Closing the detection loophole in multipartite Bell tests using GHZ states
Karoly F. Pal, Tamas Vertesi, Nicolas Brunner

TL;DR
This paper demonstrates that multipartite Bell tests using GHZ states can significantly lower detection efficiency requirements, enabling loophole-free tests even with high noise levels and many parties.
Contribution
It introduces Bell tests based on n-qubit GHZ states that tolerate much lower detection efficiencies than bipartite tests, advancing experimental feasibility.
Findings
Detection efficiencies as low as 38% are sufficient for certain multipartite Bell tests.
Efficiencies below 50% can be tolerated despite high noise levels.

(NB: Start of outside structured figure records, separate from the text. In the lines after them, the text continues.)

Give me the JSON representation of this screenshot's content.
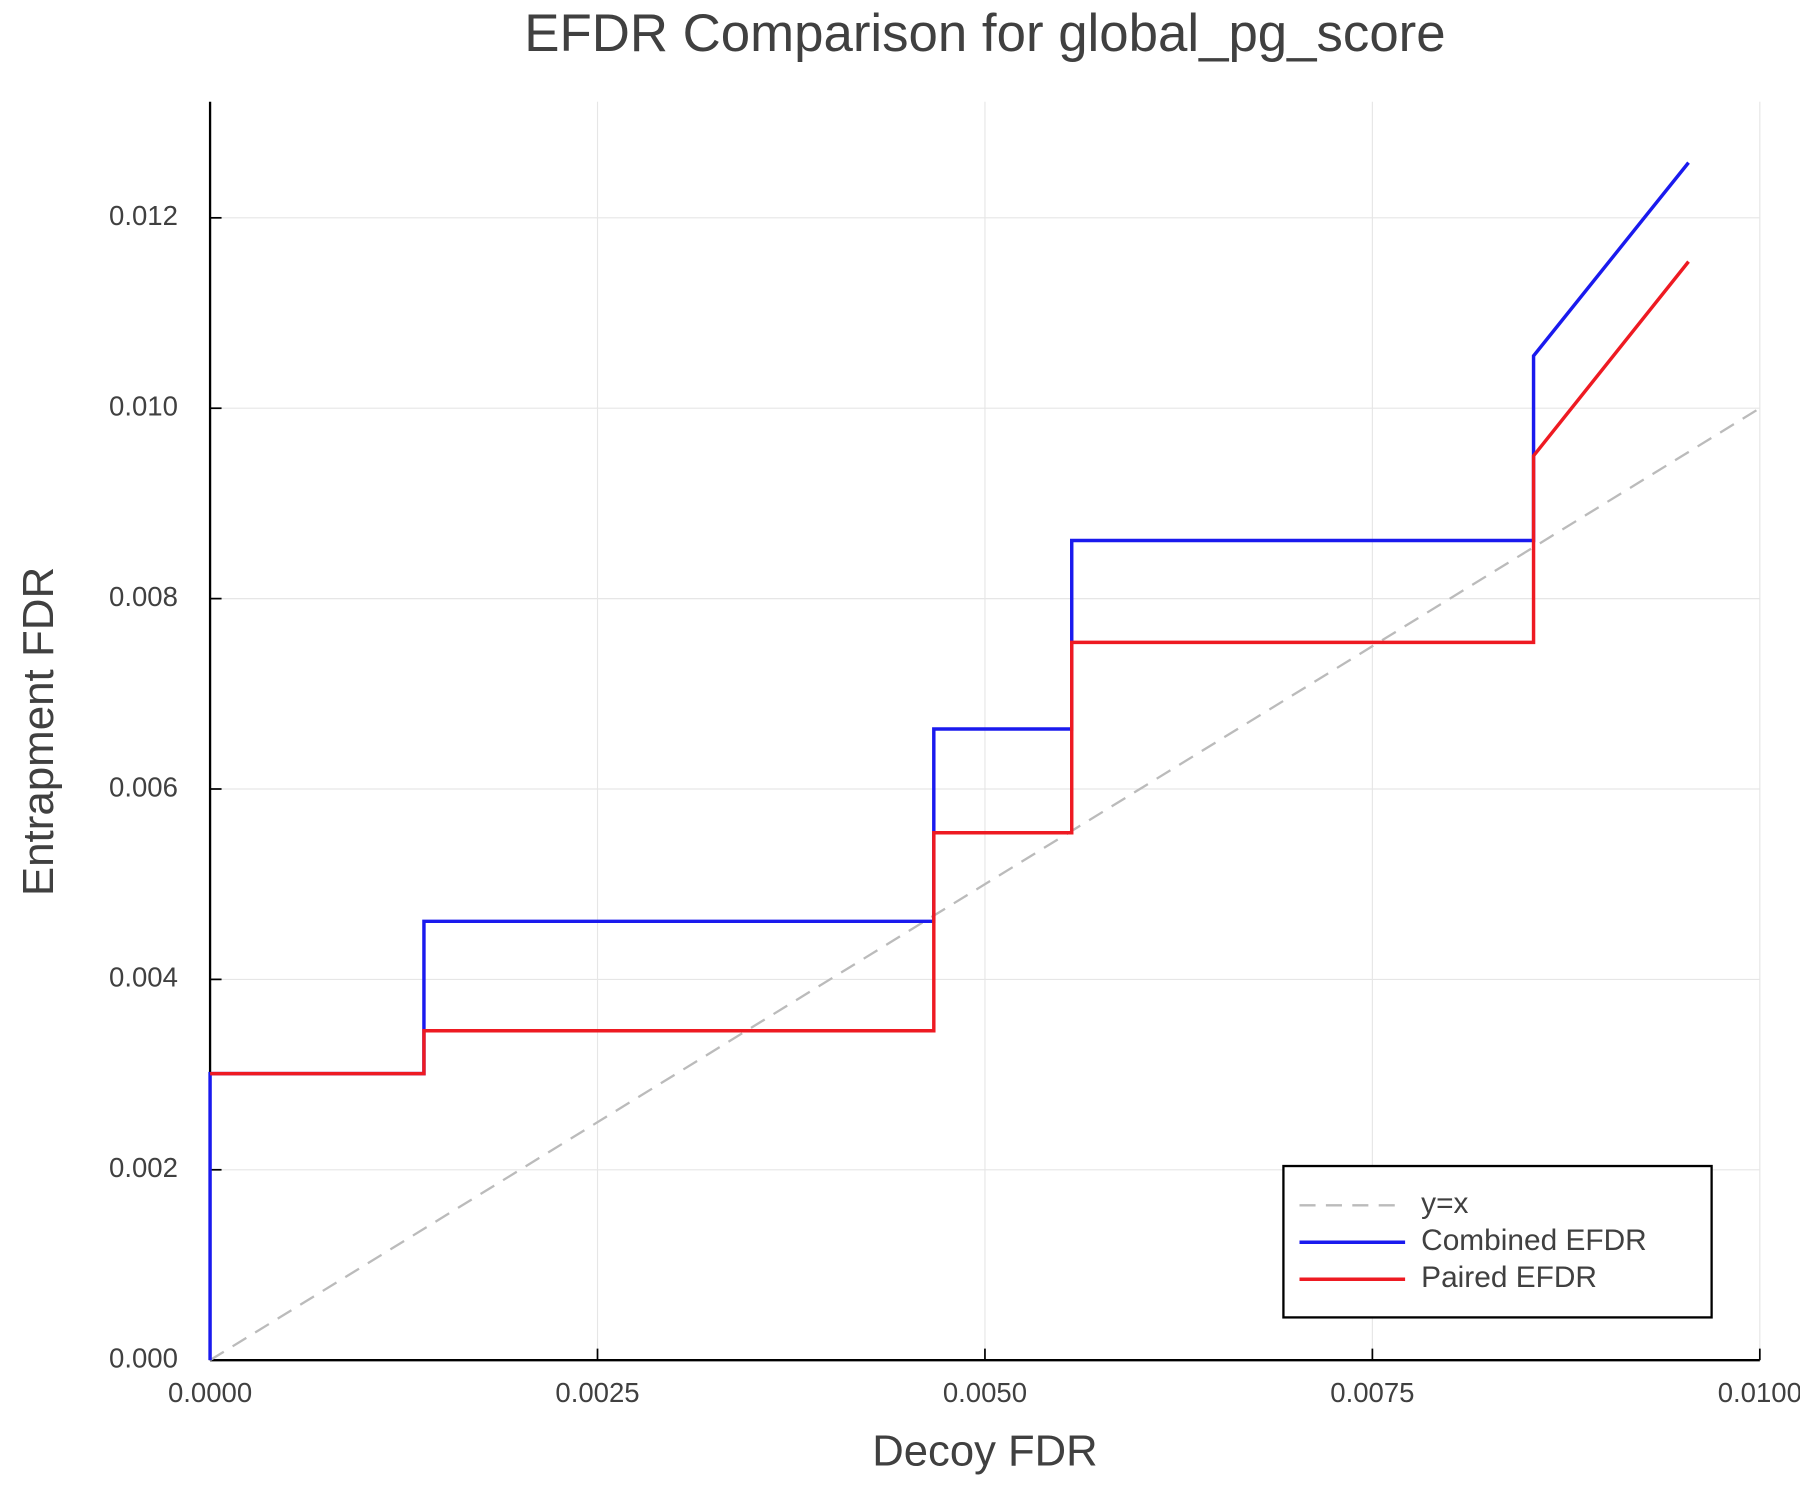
{
  "chart_data": {
    "type": "line",
    "title": "EFDR Comparison for global_pg_score",
    "x_label": "Decoy FDR",
    "y_label": "Entrapment FDR",
    "xlim": [
      0,
      0.01
    ],
    "ylim": [
      0,
      0.01322
    ],
    "xticks": [
      {
        "value": 0,
        "label": "0.0000"
      },
      {
        "value": 0.0025,
        "label": "0.0025"
      },
      {
        "value": 0.005,
        "label": "0.0050"
      },
      {
        "value": 0.0075,
        "label": "0.0075"
      },
      {
        "value": 0.01,
        "label": "0.0100"
      }
    ],
    "yticks": [
      {
        "value": 0,
        "label": "0.000"
      },
      {
        "value": 0.002,
        "label": "0.002"
      },
      {
        "value": 0.004,
        "label": "0.004"
      },
      {
        "value": 0.006,
        "label": "0.006"
      },
      {
        "value": 0.008,
        "label": "0.008"
      },
      {
        "value": 0.01,
        "label": "0.010"
      },
      {
        "value": 0.012,
        "label": "0.012"
      }
    ],
    "grid": true,
    "legend_position": "lower right",
    "series": [
      {
        "name": "y=x",
        "color": "#bbbbbb",
        "dashed": true,
        "x": [
          0,
          0.01
        ],
        "values": [
          0,
          0.01
        ]
      },
      {
        "name": "Combined EFDR",
        "color": "#1a1aee",
        "dashed": false,
        "x": [
          0,
          0,
          0.00138,
          0.00138,
          0.00467,
          0.00467,
          0.00556,
          0.00556,
          0.00854,
          0.00854,
          0.00954
        ],
        "values": [
          0,
          0.00301,
          0.00301,
          0.00461,
          0.00461,
          0.00663,
          0.00663,
          0.00861,
          0.00861,
          0.01055,
          0.01258
        ]
      },
      {
        "name": "Paired EFDR",
        "color": "#ee1a22",
        "dashed": false,
        "x": [
          0,
          0.00138,
          0.00138,
          0.00467,
          0.00467,
          0.00556,
          0.00556,
          0.00854,
          0.00854,
          0.00954
        ],
        "values": [
          0.00301,
          0.00301,
          0.00346,
          0.00346,
          0.00554,
          0.00554,
          0.00754,
          0.00754,
          0.0095,
          0.01154
        ]
      }
    ]
  }
}
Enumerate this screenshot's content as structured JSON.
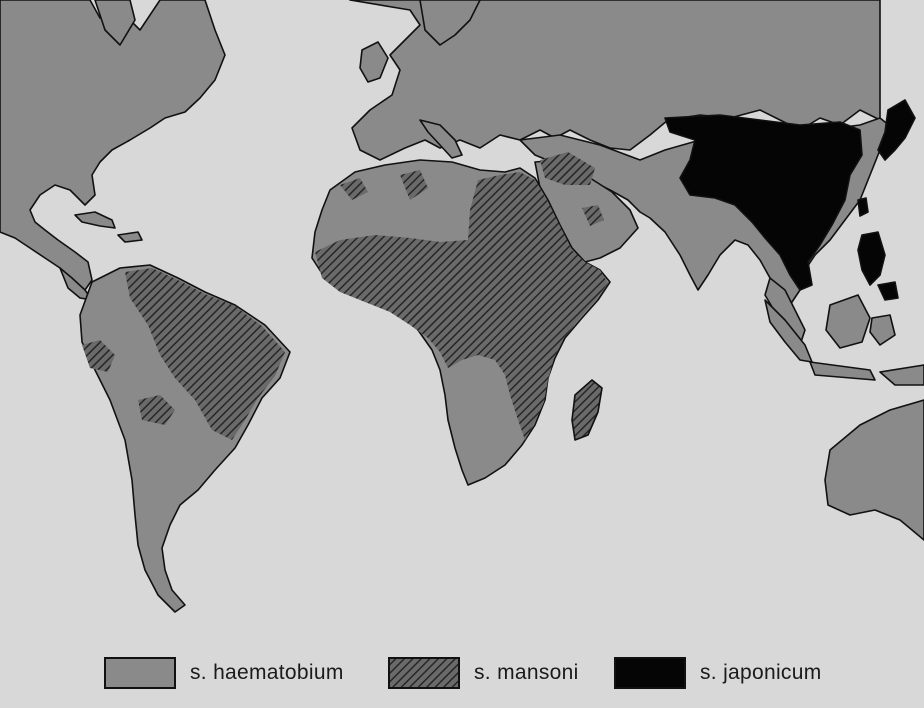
{
  "legend": [
    {
      "label": "s. haematobium",
      "color": "#8a8a8a",
      "pattern": "plain"
    },
    {
      "label": "s. mansoni",
      "color": "#5a5a5a",
      "pattern": "hatched"
    },
    {
      "label": "s. japonicum",
      "color": "#050505",
      "pattern": "solid"
    }
  ],
  "colors": {
    "ocean": "#d8d8d8",
    "land": "#8a8a8a",
    "mansoni": "#474747",
    "japonicum": "#050505",
    "coast": "#111111"
  }
}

Arbitrarily small efficiencies are possible with many parties and measurements, even with large noise.
Abstract
We investigate the problem of closing the detection loophole in multipartite Bell tests, and show that the required detection efficiencies can be significantly lowered compared to the bipartite case. In particular, we present Bell tests based on n-qubit Greenberger-Horne-Zeilinger states, which can tolerate efficiencies as low as 38% for a reasonable number of parties and measurements. Even in the presence of a significant amount of noise, efficiencies below 50% can be tolerated, which is encouraging given recent experimental progress. Finally we give strong evidence that, for a sufficiently large number of parties and measurements, arbitrarily small efficiencies can be tolerated, even in the presence of an arbitrary large amount of noise.